Transposons worden in de natuur aangetroffen als Delen van plasmiden. De transpositie tussen plasmiden verklaart de variabiliteit die met betrekking tot veelvoudige drugresistentie van verschillende plasmiden wordt gevonden. In het laboratorium, is de omzetting in het genoom van bacteriofaag ontdekt evenals omzetting in het bacteriële chromosoom., Geen van de bekende transposons is echter een natuurlijk bestanddeel van het E. coli K12 chromosoom.
de literatuur over transposons breidt zich snel uit, en voor een beschrijving van de vele verschillende transposons die op het moment van schrijven van dit artikel bekend waren, wordt de lezer verwezen naar uitgebreidere beoordelingen van dit onderwerp.
alle tot nu toe onderzochte transposons hebben een gemeenschappelijke structuur: ze dragen een herhaalde DNA-sequentie op hun eindpunt, en unieke DNA-codering genen tussen deze herhaalde DNA-sequenties.

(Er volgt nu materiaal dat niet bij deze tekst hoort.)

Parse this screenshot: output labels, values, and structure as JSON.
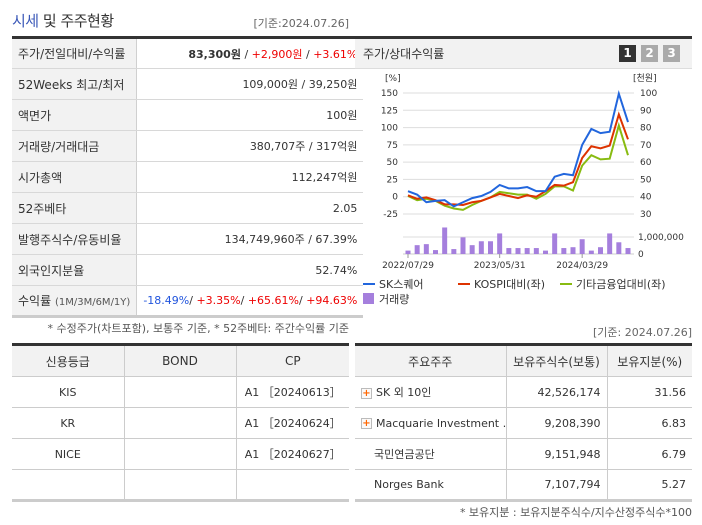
{
  "header": {
    "title_highlight": "시세",
    "title_rest": " 및 주주현황",
    "as_of": "[기준:2024.07.26]"
  },
  "quote": {
    "rows": [
      {
        "label": "주가/전일대비/수익률",
        "price": "83,300원",
        "change": "+2,900원",
        "rate": "+3.61%"
      },
      {
        "label": "52Weeks 최고/최저",
        "value": "109,000원 / 39,250원"
      },
      {
        "label": "액면가",
        "value": "100원"
      },
      {
        "label": "거래량/거래대금",
        "value": "380,707주 / 317억원"
      },
      {
        "label": "시가총액",
        "value": "112,247억원"
      },
      {
        "label": "52주베타",
        "value": "2.05"
      },
      {
        "label": "발행주식수/유동비율",
        "value": "134,749,960주 / 67.39%"
      },
      {
        "label": "외국인지분율",
        "value": "52.74%"
      },
      {
        "label": "수익률",
        "label_sub": "(1M/3M/6M/1Y)",
        "r1m": "-18.49%",
        "r3m": "+3.35%",
        "r6m": "+65.61%",
        "r1y": "+94.63%"
      }
    ],
    "note": "* 수정주가(차트포함), 보통주 기준, * 52주베타: 주간수익률 기준"
  },
  "chart_panel": {
    "title": "주가/상대수익률",
    "pages": [
      "1",
      "2",
      "3"
    ],
    "active_page": "1"
  },
  "chart_data": {
    "type": "line",
    "left_axis_label": "[%]",
    "right_axis_label": "[천원]",
    "left_ticks": [
      "150",
      "125",
      "100",
      "75",
      "50",
      "25",
      "0",
      "-25"
    ],
    "right_ticks": [
      "100",
      "90",
      "80",
      "70",
      "60",
      "50",
      "40",
      "30"
    ],
    "ylim": [
      -25,
      150
    ],
    "right_ylim": [
      30,
      100
    ],
    "x_ticks": [
      "2022/07/29",
      "2023/05/31",
      "2024/03/29"
    ],
    "series": [
      {
        "name": "SK스퀘어",
        "color": "#2266dd",
        "values": [
          8,
          3,
          -8,
          -6,
          -5,
          -14,
          -8,
          -2,
          1,
          7,
          17,
          12,
          12,
          14,
          8,
          8,
          29,
          33,
          31,
          75,
          98,
          92,
          94,
          149,
          108
        ]
      },
      {
        "name": "KOSPI대비(좌)",
        "color": "#dd3300",
        "values": [
          2,
          -3,
          -1,
          -5,
          -11,
          -11,
          -12,
          -8,
          -6,
          -1,
          4,
          1,
          -2,
          2,
          0,
          8,
          17,
          16,
          21,
          56,
          73,
          70,
          74,
          119,
          83
        ]
      },
      {
        "name": "기타금융업대비(좌)",
        "color": "#88bb11",
        "values": [
          1,
          -5,
          -3,
          -6,
          -13,
          -17,
          -19,
          -12,
          -6,
          -1,
          7,
          5,
          3,
          3,
          -3,
          4,
          15,
          15,
          9,
          45,
          60,
          54,
          55,
          103,
          60
        ]
      }
    ],
    "volume": {
      "name": "거래량",
      "color": "#a57fdd",
      "ticks": [
        "1,000,000",
        "0"
      ],
      "ylim": [
        0,
        1500000
      ],
      "values": [
        200000,
        520000,
        580000,
        230000,
        1560000,
        290000,
        980000,
        520000,
        750000,
        750000,
        1210000,
        350000,
        350000,
        350000,
        350000,
        200000,
        1210000,
        350000,
        400000,
        870000,
        200000,
        400000,
        1210000,
        690000,
        350000
      ]
    }
  },
  "credit": {
    "headers": [
      "신용등급",
      "BOND",
      "CP"
    ],
    "rows": [
      [
        "KIS",
        "",
        "A1 ［20240613］"
      ],
      [
        "KR",
        "",
        "A1 ［20240624］"
      ],
      [
        "NICE",
        "",
        "A1 ［20240627］"
      ],
      [
        "",
        "",
        ""
      ]
    ]
  },
  "holders": {
    "as_of": "[기준: 2024.07.26]",
    "headers": [
      "주요주주",
      "보유주식수(보통)",
      "보유지분(%)"
    ],
    "rows": [
      {
        "name": "SK 외 10인",
        "shares": "42,526,174",
        "pct": "31.56",
        "expand": true
      },
      {
        "name": "Macquarie Investment …",
        "shares": "9,208,390",
        "pct": "6.83",
        "expand": true
      },
      {
        "name": "국민연금공단",
        "shares": "9,151,948",
        "pct": "6.79",
        "expand": false
      },
      {
        "name": "Norges Bank",
        "shares": "7,107,794",
        "pct": "5.27",
        "expand": false
      }
    ],
    "note": "* 보유지분 : 보유지분주식수/지수산정주식수*100"
  }
}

In de meeste gevallen, zijn de herhaalde opeenvolgingen van DNA omgekeerd ten opzichte van elkaar., Hun grootte is variabel. In sommige transposons de omgekeerde herhalingen zijn ongeveer 1,5 Kb, en er is reden om te vermoeden dat deze sequenties zijn onafhankelijk transposable is elementen. In andere gevallen is het herhaalde DNA slechts ongeveer 0,15 Kb (bijv. Tn1-3, codeert ampicilline resistentie (Heffron et al., 1975; Kopecko and Cohen, 1975).

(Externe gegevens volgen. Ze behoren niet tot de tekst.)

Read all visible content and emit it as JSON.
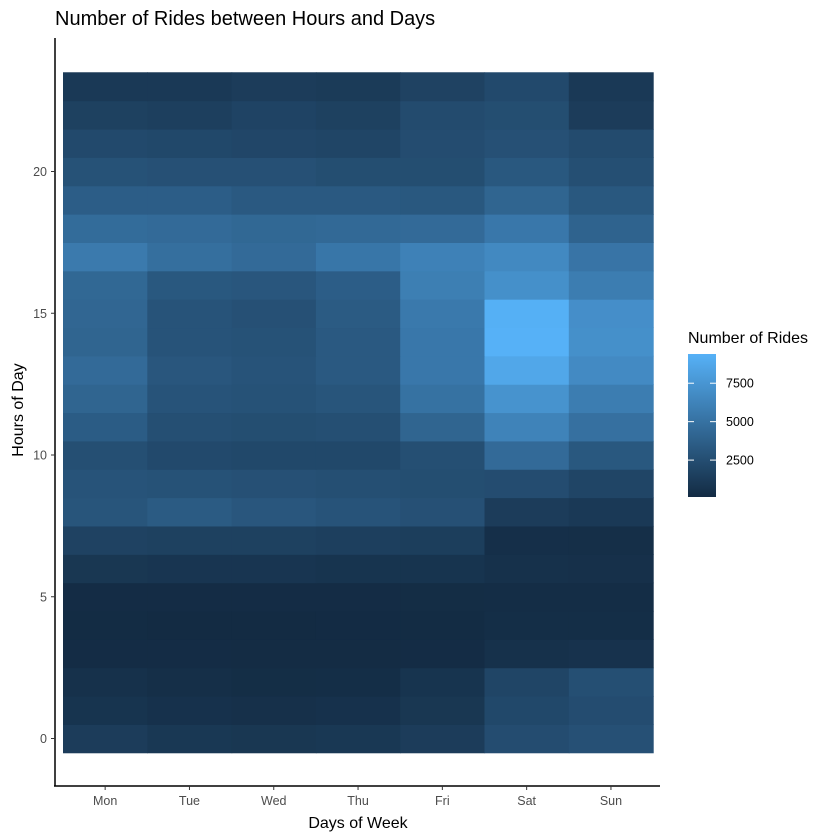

in het geval van Tn9, codeert resistentie tegen chlooramfenicol (McHattie and Jackowski, 1977), en Tn1681, codeert E. coli enterotoxine (So et al., 1979), de sequentie herhaald op de termini is IS1., In het laatste geval worden de twee kopieën van IS1 relatief ten opzichte van elkaar omgekeerd, terwijl in het eerste geval de twee kopieën van IS1 directe herhalingen zijn. Aangezien uit de DNA-opeenvolging van IS1 bekend is dat dit element zelf door kleine niet-overeenkomende DNA-herhalingen wordt beëindigd, wordt de algemene regel dat de eindpunten van transposons omgekeerde herhalingen zijn behouden zelfs voor Tn9. Inderdaad, in het geval van IS2 (Ghosal et al., 1979a) en IS4 (Habermann et al., 1979), worden omgekeerde herhalingen gevonden op hun eindpunten., Het algemene karakter van deze constatering kan zelfs impliceren dat deze omgekeerde herhalingen een rol spelen in het omzettingsproces.